FIG 4.

PABPC4 degrades PEDV N protein through selective autophagy. (A) 293T cells were transfected with plasmids encoding FLAG-PABPC4 and MYC-MARCH8 or MYC-NDP52 for 24 h, followed by co-IP with anti-FLAG binding beads and Western blotting with anti-MYC and anti-FLAG antibodies. The whole-cell lysates (WCLs) without immunoprecipitation were analyzed by Western blotting, and β-actin was used as the loading control. (B and C) LLC-PK1 cells were transfected with plasmids encoding FLAG-NDP52 or FLAG-MARCH8 for 24 h, followed by co-IP with anti-FLAG binding beads and Western blotting with anti-PABPC4, anti-NDP52, and anti-MARCH8 antibodies. (D) FLAG-PABPC4 and NDP52 genes were cloned into the pCold TF plasmid and pCold GST plasmid, respectively.

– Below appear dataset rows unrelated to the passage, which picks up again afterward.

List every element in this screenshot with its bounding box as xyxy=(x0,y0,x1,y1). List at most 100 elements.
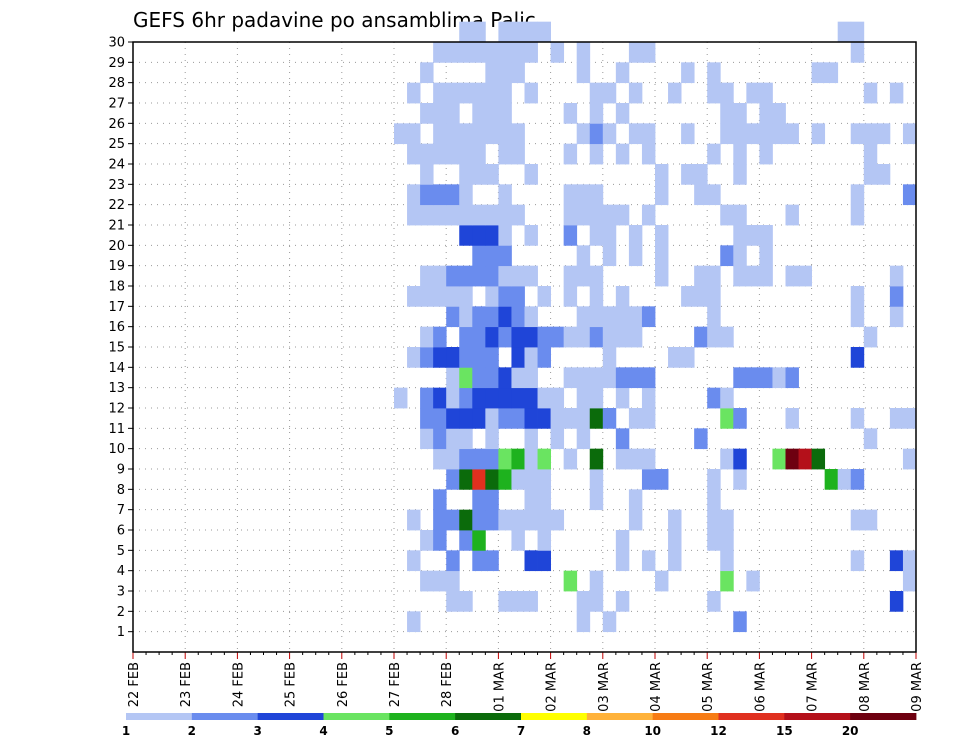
heatmap-cell xyxy=(733,469,747,490)
heatmap-cell xyxy=(785,265,799,287)
heatmap-cell xyxy=(459,326,473,348)
heatmap-cell xyxy=(772,367,786,389)
heatmap-cell xyxy=(655,570,669,592)
heatmap-cell xyxy=(641,469,656,490)
colorbar-swatch xyxy=(521,713,588,720)
y-tick-label: 16 xyxy=(108,320,125,335)
heatmap-cell xyxy=(524,326,538,348)
heatmap-cell xyxy=(498,184,512,206)
heatmap-cell xyxy=(459,123,473,145)
heatmap-cell xyxy=(563,204,578,226)
heatmap-cell xyxy=(459,448,473,470)
heatmap-cell xyxy=(446,408,460,429)
heatmap-cell xyxy=(589,448,604,470)
heatmap-cell xyxy=(837,21,852,43)
heatmap-cell xyxy=(863,123,878,145)
heatmap-cell xyxy=(485,245,499,267)
heatmap-cell xyxy=(589,286,604,307)
heatmap-cell xyxy=(707,387,721,409)
heatmap-cell xyxy=(524,387,538,409)
colorbar-label: 1 xyxy=(122,724,130,738)
heatmap-cell xyxy=(602,306,617,328)
heatmap-cell xyxy=(889,265,904,287)
heatmap-cell xyxy=(746,225,760,246)
heatmap-cell xyxy=(446,143,460,165)
heatmap-cell xyxy=(472,408,486,429)
heatmap-cell xyxy=(811,62,826,84)
heatmap-cell xyxy=(472,489,486,511)
heatmap-cell xyxy=(772,123,786,145)
heatmap-cell xyxy=(733,225,747,246)
heatmap-cell xyxy=(498,367,512,389)
heatmap-cell xyxy=(850,550,865,572)
x-tick-label: 09 MAR xyxy=(910,662,925,712)
heatmap-cell xyxy=(446,448,460,470)
heatmap-cell xyxy=(524,21,538,43)
y-tick-label: 8 xyxy=(117,483,125,498)
heatmap-cell xyxy=(446,469,460,490)
heatmap-cell xyxy=(446,103,460,124)
heatmap-cell xyxy=(472,265,486,287)
heatmap-cell xyxy=(902,408,917,429)
heatmap-cell xyxy=(498,82,512,104)
heatmap-cell xyxy=(511,62,525,84)
heatmap-cell xyxy=(668,509,682,531)
heatmap-cell xyxy=(850,21,865,43)
heatmap-cell xyxy=(459,367,473,389)
heatmap-cell xyxy=(641,387,656,409)
heatmap-cell xyxy=(459,21,473,43)
heatmap-cell xyxy=(485,164,499,185)
heatmap-cell xyxy=(511,123,525,145)
heatmap-cell xyxy=(524,225,538,246)
heatmap-cell xyxy=(433,428,447,450)
heatmap-cell xyxy=(707,143,721,165)
heatmap-cell xyxy=(485,408,499,429)
heatmap-cell xyxy=(863,164,878,185)
heatmap-cell xyxy=(459,530,473,551)
heatmap-cell xyxy=(798,265,812,287)
heatmap-cell xyxy=(446,550,460,572)
heatmap-cell xyxy=(589,306,604,328)
heatmap-cell xyxy=(511,591,525,612)
heatmap-cell xyxy=(863,143,878,165)
heatmap-cell xyxy=(511,326,525,348)
heatmap-cell xyxy=(407,611,421,633)
y-tick-label: 4 xyxy=(117,564,125,579)
heatmap-cell xyxy=(524,489,538,511)
colorbar-legend: 1 2 3 4 5 6 7 8 10 12 15 20 xyxy=(122,713,917,738)
heatmap-cell xyxy=(720,387,734,409)
colorbar-label: 5 xyxy=(385,724,393,738)
heatmap-cell xyxy=(733,265,747,287)
colorbar-label: 12 xyxy=(710,724,727,738)
heatmap-cell xyxy=(524,448,538,470)
heatmap-cell xyxy=(498,448,512,470)
heatmap-cell xyxy=(785,448,799,470)
heatmap-cell xyxy=(615,387,630,409)
heatmap-cell xyxy=(563,265,578,287)
heatmap-cell xyxy=(459,591,473,612)
heatmap-cell xyxy=(459,286,473,307)
heatmap-cell xyxy=(746,265,760,287)
heatmap-cell xyxy=(472,347,486,368)
heatmap-cell xyxy=(589,103,604,124)
heatmap-cell xyxy=(459,225,473,246)
heatmap-cell xyxy=(407,143,421,165)
heatmap-cell xyxy=(824,469,839,490)
heatmap-cell xyxy=(720,123,734,145)
heatmap-cell xyxy=(472,448,486,470)
heatmap-cell xyxy=(446,42,460,63)
heatmap-cell xyxy=(628,82,643,104)
heatmap-cell xyxy=(433,82,447,104)
heatmap-cell xyxy=(615,367,630,389)
heatmap-cell xyxy=(707,286,721,307)
heatmap-cell xyxy=(446,184,460,206)
heatmap-cell xyxy=(628,326,643,348)
heatmap-cell xyxy=(681,164,695,185)
heatmap-cell xyxy=(472,123,486,145)
heatmap-cell xyxy=(759,367,773,389)
x-tick-label: 24 FEB xyxy=(231,662,246,707)
heatmap-cell xyxy=(498,103,512,124)
heatmap-cell xyxy=(733,164,747,185)
heatmap-cell xyxy=(433,570,447,592)
heatmap-cell xyxy=(707,184,721,206)
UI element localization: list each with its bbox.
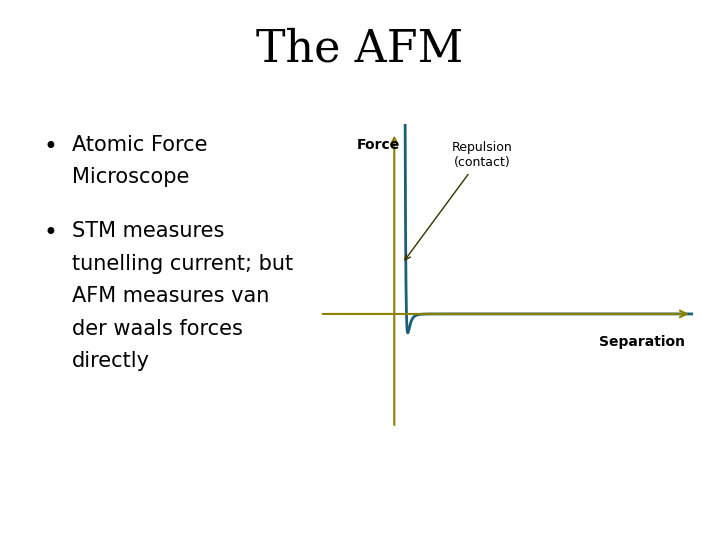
Text: Force: Force <box>357 138 400 152</box>
Text: Microscope: Microscope <box>72 167 189 187</box>
Text: Repulsion
(contact): Repulsion (contact) <box>405 141 513 260</box>
Text: Separation: Separation <box>599 335 685 349</box>
Text: The AFM: The AFM <box>256 27 464 70</box>
Text: Atomic Force: Atomic Force <box>72 135 207 155</box>
Text: der waals forces: der waals forces <box>72 319 243 339</box>
Text: tunelling current; but: tunelling current; but <box>72 254 293 274</box>
Text: directly: directly <box>72 351 150 371</box>
Text: STM measures: STM measures <box>72 221 225 241</box>
Text: AFM measures van: AFM measures van <box>72 286 269 306</box>
Text: •: • <box>43 135 57 159</box>
Text: •: • <box>43 221 57 245</box>
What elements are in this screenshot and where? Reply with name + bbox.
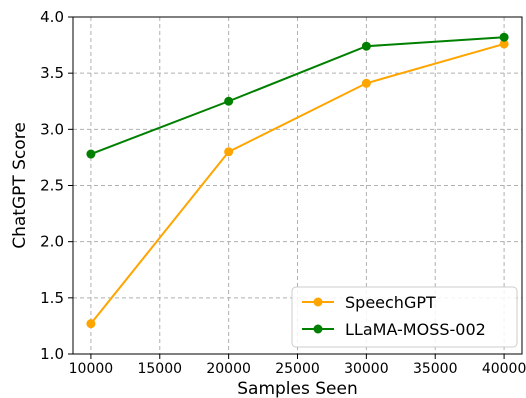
x-axis-label: Samples Seen <box>237 379 358 398</box>
data-point <box>86 149 96 159</box>
series-line <box>90 36 505 155</box>
series-0 <box>86 39 509 329</box>
series-1 <box>86 32 509 159</box>
y-tick-label: 2.0 <box>40 233 64 251</box>
legend-box <box>291 286 518 348</box>
series-line <box>90 42 505 325</box>
y-tick-label: 1.0 <box>40 345 64 363</box>
x-tick-label: 10000 <box>69 361 114 377</box>
data-point <box>224 147 234 157</box>
series-layer <box>86 32 509 329</box>
y-tick-label: 1.5 <box>40 289 64 307</box>
x-axis-ticks: 10000 15000 20000 25000 30000 35000 40000 <box>69 354 526 377</box>
data-point <box>499 39 509 49</box>
y-axis-ticks: 1.0 1.5 2.0 2.5 3.0 3.5 4.0 <box>40 8 73 363</box>
x-tick-label: 15000 <box>137 361 182 377</box>
data-point <box>224 96 234 106</box>
x-tick-label: 35000 <box>413 361 458 377</box>
data-point <box>361 78 371 88</box>
y-tick-label: 2.5 <box>40 177 64 195</box>
data-point <box>86 319 96 329</box>
legend-label: LLaMA-MOSS-002 <box>345 320 486 339</box>
data-point <box>499 32 509 42</box>
y-tick-label: 3.0 <box>40 120 64 138</box>
y-tick-label: 3.5 <box>40 64 64 82</box>
data-point <box>361 41 371 51</box>
legend-marker <box>313 324 323 334</box>
legend: SpeechGPT LLaMA-MOSS-002 <box>291 286 518 348</box>
x-tick-label: 20000 <box>206 361 251 377</box>
x-tick-label: 30000 <box>344 361 389 377</box>
y-axis-label: ChatGPT Score <box>10 122 30 249</box>
y-tick-label: 4.0 <box>40 8 64 26</box>
x-tick-label: 40000 <box>482 361 526 377</box>
legend-marker <box>313 297 323 307</box>
legend-label: SpeechGPT <box>345 293 436 312</box>
x-tick-label: 25000 <box>275 361 320 377</box>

Recombinant proteins were expressed in bacterial strain BL21(DE3) and purified for the GST pull-down. After adequate washing, proteins eluted from beads were analyzed by Western blotting. Input, FLAG-PABPC4. (E) 293T cells were transfected with plasmids encoding PABPC4-GFP and MYC-MARCH8 or MYC-NDP52 for 24 h and then probed with specific primary and secondary antibodies. Nuclei were stained with DAPI (blue). The fluorescent signals were observed with confocal immunofluorescence microscopy. Scale bars represent 100 μm. (F) 293T cells were cotransfected with small interfering RNA (NDP52 siRNA, MARCH8 siRNA, ATG5 siRNA, or negative-control siRNA) and plasmids encoding FLAG-PABPC4 and HA-PEDV-N and were then analyzed by Western blotting with anti-HA antibody. (G) Vero cells were cotransfected with plasmids encoding FLAG-PABPC4 and small interfering RNA (NDP52 siRNA, MARCH8 siRNA, ATG5 siRNA, or negative-control siRNA) and then infected with PEDV (MOI = 0.01) and harvested at the indicated times. Western blotting was performed with a monoclonal antibody against PEDV N protein.